Johnny Ringo is an American Western television series starring Don Durant that aired on CBS from October 1, 1959, until June 30, 1960. It is loosely based on the life of the notorious gunfighter and outlaw Johnny Ringo, also known as John Peters Ringo or John B. Ringgold, who tangled with Wyatt Earp, Doc Holliday, and  Buckskin Franklyn Leslie.

Synopsis
This fictional account has Ringo putting aside his gunfighting ways to become the 27-year-old sheriff of fictitious Velardi in the Arizona Territory. Ringo has two deputies: William Charles, Jr., or Cully, played by Mark Goddard and Case Thomas, portrayed by Terence De Marney, who is also a storekeeper and formerly the town drunk. Case is killed in a robbery in the episode "Border Town", which aired on March 17, 1960. Case's daughter, Laura Thomas, played by Karen Sharpe, is Ringo's girlfriend in the series. Michael Hinn appeared in nine episodes as George Haig.

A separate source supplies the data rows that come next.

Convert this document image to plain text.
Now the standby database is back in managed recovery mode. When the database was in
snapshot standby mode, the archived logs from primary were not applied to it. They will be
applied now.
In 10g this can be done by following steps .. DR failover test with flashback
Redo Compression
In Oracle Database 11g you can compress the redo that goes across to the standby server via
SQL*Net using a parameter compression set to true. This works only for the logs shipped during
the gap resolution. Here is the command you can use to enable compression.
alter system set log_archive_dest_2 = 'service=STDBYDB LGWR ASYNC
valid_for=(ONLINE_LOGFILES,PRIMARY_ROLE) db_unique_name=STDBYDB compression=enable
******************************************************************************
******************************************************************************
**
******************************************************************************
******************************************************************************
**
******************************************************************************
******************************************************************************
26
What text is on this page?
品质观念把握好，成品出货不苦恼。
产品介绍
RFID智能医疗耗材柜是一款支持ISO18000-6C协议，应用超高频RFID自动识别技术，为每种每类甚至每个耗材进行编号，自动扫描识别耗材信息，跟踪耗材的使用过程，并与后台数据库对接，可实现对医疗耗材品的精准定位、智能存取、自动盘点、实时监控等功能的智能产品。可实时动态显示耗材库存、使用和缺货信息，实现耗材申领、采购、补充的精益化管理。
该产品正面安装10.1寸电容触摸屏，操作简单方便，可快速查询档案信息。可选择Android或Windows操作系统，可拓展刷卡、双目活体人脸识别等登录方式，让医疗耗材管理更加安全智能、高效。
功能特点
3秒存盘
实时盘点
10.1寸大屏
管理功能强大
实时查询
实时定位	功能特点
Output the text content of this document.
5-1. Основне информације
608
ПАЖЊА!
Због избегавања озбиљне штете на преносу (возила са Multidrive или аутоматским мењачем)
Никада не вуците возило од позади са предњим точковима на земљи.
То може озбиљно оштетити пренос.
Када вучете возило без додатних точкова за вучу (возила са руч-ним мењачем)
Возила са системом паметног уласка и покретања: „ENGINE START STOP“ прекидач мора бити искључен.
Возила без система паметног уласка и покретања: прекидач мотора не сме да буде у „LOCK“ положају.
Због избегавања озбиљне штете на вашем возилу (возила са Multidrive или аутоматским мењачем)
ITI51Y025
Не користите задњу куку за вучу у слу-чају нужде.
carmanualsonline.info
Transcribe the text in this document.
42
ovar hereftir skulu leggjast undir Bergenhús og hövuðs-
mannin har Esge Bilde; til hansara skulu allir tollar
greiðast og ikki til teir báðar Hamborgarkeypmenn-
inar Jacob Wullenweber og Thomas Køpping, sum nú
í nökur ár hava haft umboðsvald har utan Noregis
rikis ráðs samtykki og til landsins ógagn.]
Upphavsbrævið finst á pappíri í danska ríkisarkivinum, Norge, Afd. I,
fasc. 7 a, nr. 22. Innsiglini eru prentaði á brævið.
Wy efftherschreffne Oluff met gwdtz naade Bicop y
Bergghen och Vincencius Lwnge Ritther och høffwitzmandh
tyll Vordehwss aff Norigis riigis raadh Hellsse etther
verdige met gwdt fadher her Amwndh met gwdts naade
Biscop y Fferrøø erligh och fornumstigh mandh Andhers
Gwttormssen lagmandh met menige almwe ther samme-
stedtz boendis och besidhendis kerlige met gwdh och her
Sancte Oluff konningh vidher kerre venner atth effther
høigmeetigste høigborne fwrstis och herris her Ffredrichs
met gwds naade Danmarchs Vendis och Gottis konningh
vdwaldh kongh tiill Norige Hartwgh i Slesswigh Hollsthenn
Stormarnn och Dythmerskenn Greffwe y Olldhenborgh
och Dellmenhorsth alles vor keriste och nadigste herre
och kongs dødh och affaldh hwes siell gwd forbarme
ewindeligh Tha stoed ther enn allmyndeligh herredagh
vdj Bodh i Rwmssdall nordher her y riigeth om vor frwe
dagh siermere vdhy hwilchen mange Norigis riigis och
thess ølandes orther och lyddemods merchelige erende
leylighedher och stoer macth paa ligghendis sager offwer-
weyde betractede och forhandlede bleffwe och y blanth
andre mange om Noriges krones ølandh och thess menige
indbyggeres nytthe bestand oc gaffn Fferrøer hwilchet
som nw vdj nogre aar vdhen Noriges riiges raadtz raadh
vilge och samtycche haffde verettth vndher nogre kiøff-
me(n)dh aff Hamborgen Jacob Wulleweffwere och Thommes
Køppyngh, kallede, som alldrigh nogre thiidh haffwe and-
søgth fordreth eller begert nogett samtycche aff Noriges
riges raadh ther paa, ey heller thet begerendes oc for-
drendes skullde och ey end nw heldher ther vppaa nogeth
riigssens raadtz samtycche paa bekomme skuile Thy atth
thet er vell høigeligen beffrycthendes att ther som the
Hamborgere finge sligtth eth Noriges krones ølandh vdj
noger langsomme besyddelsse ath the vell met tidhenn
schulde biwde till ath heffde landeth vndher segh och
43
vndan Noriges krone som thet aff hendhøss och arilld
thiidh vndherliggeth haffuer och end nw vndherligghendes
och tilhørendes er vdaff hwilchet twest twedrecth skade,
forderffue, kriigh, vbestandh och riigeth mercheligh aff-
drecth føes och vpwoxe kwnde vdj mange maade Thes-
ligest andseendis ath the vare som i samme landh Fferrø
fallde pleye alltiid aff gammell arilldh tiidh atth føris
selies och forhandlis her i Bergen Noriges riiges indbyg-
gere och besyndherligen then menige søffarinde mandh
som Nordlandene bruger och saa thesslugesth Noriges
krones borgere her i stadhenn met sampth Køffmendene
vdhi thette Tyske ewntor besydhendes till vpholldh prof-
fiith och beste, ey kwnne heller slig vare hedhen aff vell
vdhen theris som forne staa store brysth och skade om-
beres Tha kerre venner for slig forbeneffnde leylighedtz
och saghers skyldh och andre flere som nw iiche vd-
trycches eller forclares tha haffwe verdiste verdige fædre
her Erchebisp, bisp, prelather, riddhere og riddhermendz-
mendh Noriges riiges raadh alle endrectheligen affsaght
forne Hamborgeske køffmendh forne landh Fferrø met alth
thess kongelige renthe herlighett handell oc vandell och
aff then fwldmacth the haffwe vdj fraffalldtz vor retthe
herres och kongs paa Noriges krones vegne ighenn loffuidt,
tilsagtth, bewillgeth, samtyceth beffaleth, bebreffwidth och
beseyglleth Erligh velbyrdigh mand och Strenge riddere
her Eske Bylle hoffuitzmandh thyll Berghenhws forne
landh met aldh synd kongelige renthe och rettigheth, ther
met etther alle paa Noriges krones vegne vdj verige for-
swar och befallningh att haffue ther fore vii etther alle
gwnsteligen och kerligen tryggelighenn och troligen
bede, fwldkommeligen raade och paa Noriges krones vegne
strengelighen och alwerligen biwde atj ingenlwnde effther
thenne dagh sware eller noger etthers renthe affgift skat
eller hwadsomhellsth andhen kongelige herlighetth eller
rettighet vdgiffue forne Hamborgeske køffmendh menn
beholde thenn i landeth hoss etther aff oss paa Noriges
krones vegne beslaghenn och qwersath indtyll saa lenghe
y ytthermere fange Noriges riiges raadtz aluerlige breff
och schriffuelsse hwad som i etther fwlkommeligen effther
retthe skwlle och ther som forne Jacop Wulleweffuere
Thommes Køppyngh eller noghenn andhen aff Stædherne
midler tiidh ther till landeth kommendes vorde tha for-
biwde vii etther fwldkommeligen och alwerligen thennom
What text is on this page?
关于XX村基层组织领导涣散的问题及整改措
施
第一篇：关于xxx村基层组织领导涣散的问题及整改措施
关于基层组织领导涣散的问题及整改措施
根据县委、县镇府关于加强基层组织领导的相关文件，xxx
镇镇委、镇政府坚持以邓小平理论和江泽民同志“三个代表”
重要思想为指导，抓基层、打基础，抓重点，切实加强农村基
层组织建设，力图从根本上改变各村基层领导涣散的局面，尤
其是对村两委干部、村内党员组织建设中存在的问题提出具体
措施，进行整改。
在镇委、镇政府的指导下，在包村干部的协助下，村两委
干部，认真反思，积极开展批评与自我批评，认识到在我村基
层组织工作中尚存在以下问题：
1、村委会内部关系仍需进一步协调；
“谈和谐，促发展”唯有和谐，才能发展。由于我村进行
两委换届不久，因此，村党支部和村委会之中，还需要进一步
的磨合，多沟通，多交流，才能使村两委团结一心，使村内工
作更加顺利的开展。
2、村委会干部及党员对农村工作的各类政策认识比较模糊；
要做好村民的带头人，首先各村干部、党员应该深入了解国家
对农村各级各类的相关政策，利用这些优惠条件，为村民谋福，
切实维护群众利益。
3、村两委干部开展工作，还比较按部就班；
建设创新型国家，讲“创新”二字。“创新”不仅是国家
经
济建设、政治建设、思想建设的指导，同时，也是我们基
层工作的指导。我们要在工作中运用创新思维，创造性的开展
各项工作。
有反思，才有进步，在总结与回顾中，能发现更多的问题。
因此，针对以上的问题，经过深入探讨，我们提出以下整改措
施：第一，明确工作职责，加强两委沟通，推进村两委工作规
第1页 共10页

In the episode entitled "The Posse", Richard Devon plays Jessie Mead, a former Ringo friend who storms into town asking that he be jailed for protection from a pursuing posse, which Mead claims is really a lynch mob. Mead breaks a storefront glass to compel Ringo to arrest him. Actually, Mead has conspired with three others to rob the bank while the townspeople are diverted from their regular activities to pressure Ringo into turning Mead over to "the posse", the members of which are the other criminals. Ringo urges caution, but the irate townspeople want to take the matter into their own hands.

Cast

Main cast
 Don Durant as Johnny Ringo
 Mark Goddard as Cully
 Karen Sharpe as Laura Thomas
 Terence De Marney as Case Thomas

Guest cast
Charles Aidman, John Anderson, Raymond Bailey, Whit Bissell, Willis Bouchey, Lane Bradford, Dyan Cannon, John Carradine (as the lead in the episode "The Rain Man"), Conlan Carter, Lon Chaney, Jr., James Coburn, Tim Considine, Ben Cooper, Robert Culp (as Clay Horne in the series finale, "Cave-In")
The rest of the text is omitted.